Les scrutins au niveau national de fin 2011-début 2012, émaillés de fraudes, avaient donné lieu à un mouvement de contestation, au départ spontané, visant à exiger la tenue d’élections honnêtes. Les fraudes électorales, prétexte au mécontentement plus qu’elles n’en étaient la cause, avaient constitué pour la classe moyenne aisée et urbaine une occasion d’exprimer ses frustrations légitimes face à la corruption dans le pays et à un système politique verrouillé. Rapidement, une cohorte hétéroclite de politiciens issus des années 1990 et de leaders de nouvelle génération ont tenté de récupérer les mots d’ordre du mouvement pour chercher à prendre le pouvoir et à discréditer le système politique russe actuel. Suite à l’élection présidentielle remportée par Vladimir Poutine en mars, la contestation avait toutefois connu un essoufflement notable.

Le conflit d’Astrakhan témoigne d’une modification dans la stratégie des opposants. Les sautes d’humeur populaires de fin 2011, principalement concentrées dans la capitale russe sur fond d’élections nationales, pourraient s’étendre aux régions à l’occasion de scrutins ponctuels au niveau local. Ce changement de cap témoigne d’une volonté de pérenniser la lutte sur le long terme, et à enraciner les mots d’ordre de l’opposition dans la province russe, jusqu’à présent peu ou prou insensible à cette rhétorique.

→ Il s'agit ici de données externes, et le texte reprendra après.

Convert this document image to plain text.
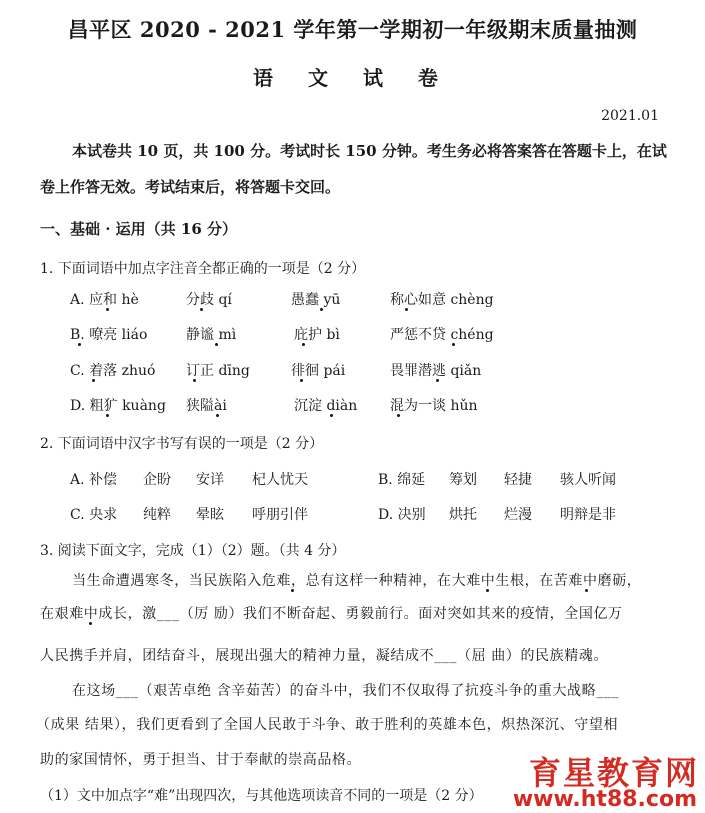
昌平区 2020 - 2021 学年第一学期初一年级期末质量抽测
语 文 试 卷
2021.01
本试卷共 10 页，共 100 分。考试时长 150 分钟。考生务必将答案答在答题卡上，在试
卷上作答无效。考试结束后，将答题卡交回。
一、基础 · 运用（共 16 分）
1. 下面词语中加点字注音全都正确的一项是（2 分）
A. 应和 hè	分歧 qí	愚蠢 yū	称心如意 chèng
B. 嘹亮 liáo	静谧 mì	庇护 bì	严惩不贷 chéng
C. 着落 zhuó 订正 dīng	徘徊 pái	畏罪潜逃 qiǎn
D. 粗犷 kuàng 狭隘ài	沉淀 diàn 混为一谈 hǔn
2. 下面词语中汉字书写有误的一项是（2 分）
A. 补偿 企盼 安详 杞人忧天	B. 绵延 筹划 轻捷 骇人听闻
C. 央求 纯粹 晕眩 呼朋引伴	D. 决别 烘托 烂漫 明辩是非
3. 阅读下面文字，完成（1）（2）题。（共 4 分）
当生命遭遇寒冬，当民族陷入危难，总有这样一种精神，在大难中生根，在苦难中磨砺，
在艰难中成长，激___（厉 励）我们不断奋起、勇毅前行。面对突如其来的疫情，全国亿万
人民携手并肩，团结奋斗，展现出强大的精神力量，凝结成不___（屈 曲）的民族精魂。
在这场___（艰苦卓绝 含辛茹苦）的奋斗中，我们不仅取得了抗疫斗争的重大战略___
（成果 结果），我们更看到了全国人民敢于斗争、敢于胜利的英雄本色，炽热深沉、守望相
助的家国情怀，勇于担当、甘于奉献的崇高品格。
（1）文中加点字“难”出现四次，与其他选项读音不同的一项是（2 分）
育星教育网
www.ht88.com
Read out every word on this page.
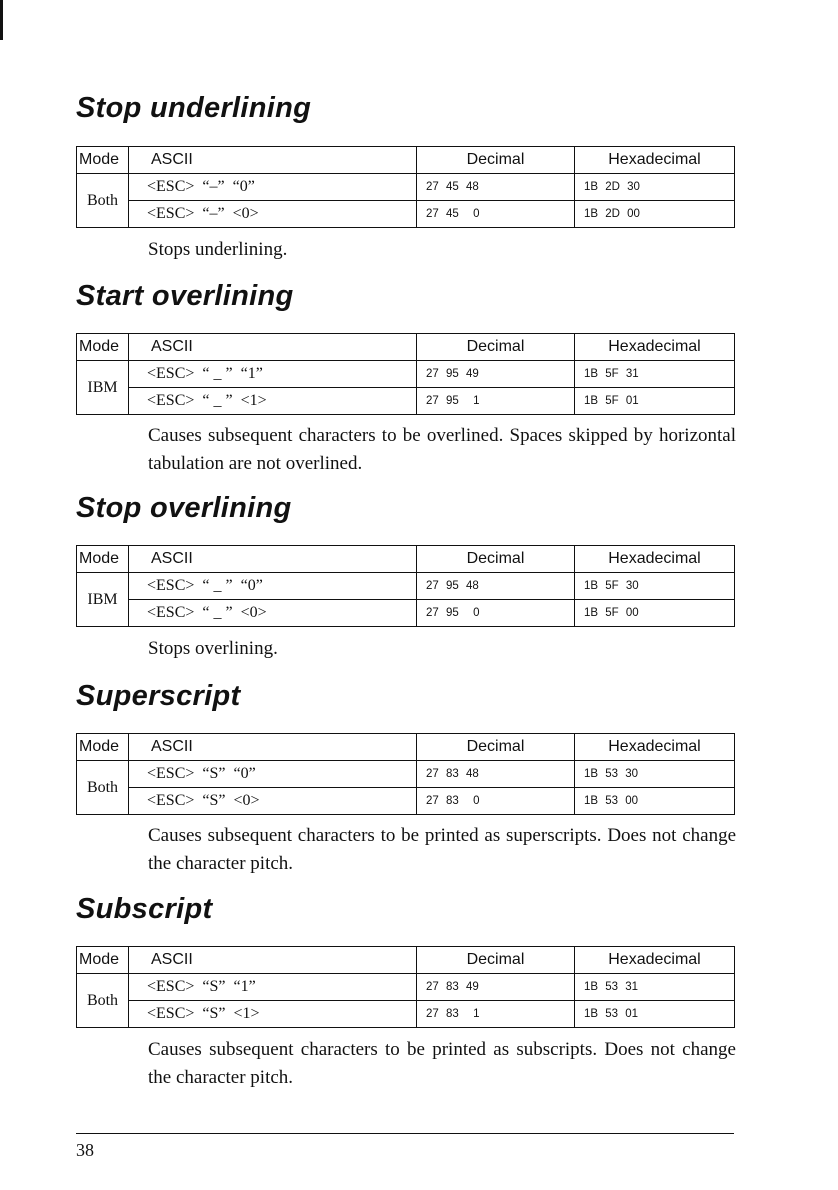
Stop underlining
Mode	ASCII	Decimal	Hexadecimal
Both	<ESC>  “–”  “0”	27 45 48	1B 2D 30
	<ESC>  “–”  <0>	27 45  0	1B 2D 00
Stops underlining.
Start overlining
Mode	ASCII	Decimal	Hexadecimal
IBM	<ESC>  “ _ ”  “1”	27 95 49	1B 5F 31
	<ESC>  “ _ ”  <1>	27 95  1	1B 5F 01
Causes subsequent characters to be overlined. Spaces skipped by horizontal tabulation are not overlined.
Stop overlining
Mode	ASCII	Decimal	Hexadecimal
IBM	<ESC>  “ _ ”  “0”	27 95 48	1B 5F 30
	<ESC>  “ _ ”  <0>	27 95  0	1B 5F 00
Stops overlining.
Superscript
Mode	ASCII	Decimal	Hexadecimal
Both	<ESC>  “S”  “0”	27 83 48	1B 53 30
	<ESC>  “S”  <0>	27 83  0	1B 53 00
Causes subsequent characters to be printed as superscripts. Does not change the character pitch.
Subscript
Mode	ASCII	Decimal	Hexadecimal
Both	<ESC>  “S”  “1”	27 83 49	1B 53 31
	<ESC>  “S”  <1>	27 83  1	1B 53 01
Causes subsequent characters to be printed as subscripts. Does not change the character pitch.
38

Deuxième aspect notable: une scission s’esquisse au sein de l’opposition représentée au parlement, qui se caractérisait jusqu’à présent par sa relative loyauté vis-à-vis de Russie unie et son attachement au système politique russe. Le fait qu’Oleg Cheïne appartienne au parti Russie juste témoigne de la fin du consensus au sein de la Douma. Les députés du parti Russie juste ont d’ailleurs interpellé le premier ministre Vladimir Poutine sur la crise d’Astrakhan alors que ce dernier intervenait récemment à la Douma, avant de quitter ostensiblement l’hémicycle. Cette action des députés de Russie juste a constitué  le coup de force le plus spectaculaire de l’”opposition loyale” (parlementaire) depuis 2009, quand les trois partis d’opposition avaient boycotté la Douma afin de protester contre des fraudes. Mis au pied du mur, M. Poutine s’est alors étonné que M. Cheïne se soit empressé d’entamer une grève de la faim avant même de contester en justice les résultats de l’élection. Un détail qui a également supris de nombreux commentateurs.

Radicalisation des actions; dynamique de solidarité entre les mouvements dits “hors-système” et une partie de l’opposition parlementaire; dispersion géographique de la protestation: cette nouvelle donne indique que la contestation cherche un nouveau souffle. Avec l’espoir, encore timide, de s’installer dans la durée.